1. What Tokenisation Actually Does in This Context

The transformation step that sits between an enterprise document and an external LLM is, conceptually, simple: identify the elements that can't cross the boundary, replace them with placeholders that preserve their structural role, send the result to the model. In practice, the simplicity hides a set of architectural decisions that determine whether the approach works at production scale or breaks under load.

This article walks through those decisions. It is not a tutorial on a specific library or product. It is the set of choices any team adopting pre-LLM tokenisation has to make explicit, with the trade-offs each choice carries.

The term tokenisation is used here in the data-protection sense — replacing sensitive values with non-sensitive placeholders that can be mapped back — not in the NLP sense, where it means splitting text into subword units for model input. The two share a word and almost nothing else.
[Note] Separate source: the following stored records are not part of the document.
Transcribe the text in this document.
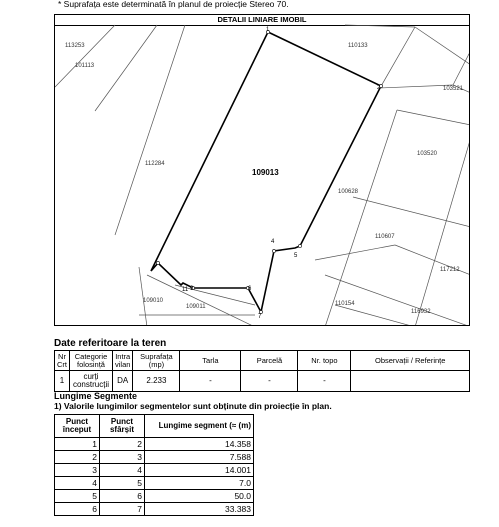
* Suprafața este determinată în planul de proiecție Stereo 70.
DETALII LINIARE IMOBIL
113253
101113
110133
103521
103520
112284
100628
110607
117212
110154
116932
109010
109011
109013
1
2
4
5
6
7
9
11
Date referitoare la teren
Nr Crt	Categorie folosință	Intra vilan	Suprafața (mp)	Tarla	Parcelă	Nr. topo	Observații / Referințe
1	curți construcții	DA	2.233	-	-	-	
Lungime Segmente
1) Valorile lungimilor segmentelor sunt obținute din proiecție în plan.
Punct început	Punct sfârșit	Lungime segment (≈ (m)
1	2	14.358
2	3	7.588
3	4	14.001
4	5	7.0
5	6	50.0
6	7	33.383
A related note on terminology: in CUBIG's architecture, tokenisation is the core substitution mechanism inside a broader encapsulation layer that also includes detection, format preservation, and optional statistical protections. This article focuses on the tokenisation mechanism specifically — the design decisions are largely the same whether the implementation calls itself tokenisation, encapsulation, or any of the other names used in the field.

When an enterprise document is prepared for an external LLM, the goal is that the model sees a version of the document that retains everything it needs for the task and removes everything the boundary was set up to keep in. Tokenisation is the mechanism that achieves the second half: identifying sensitive elements and substituting placeholders.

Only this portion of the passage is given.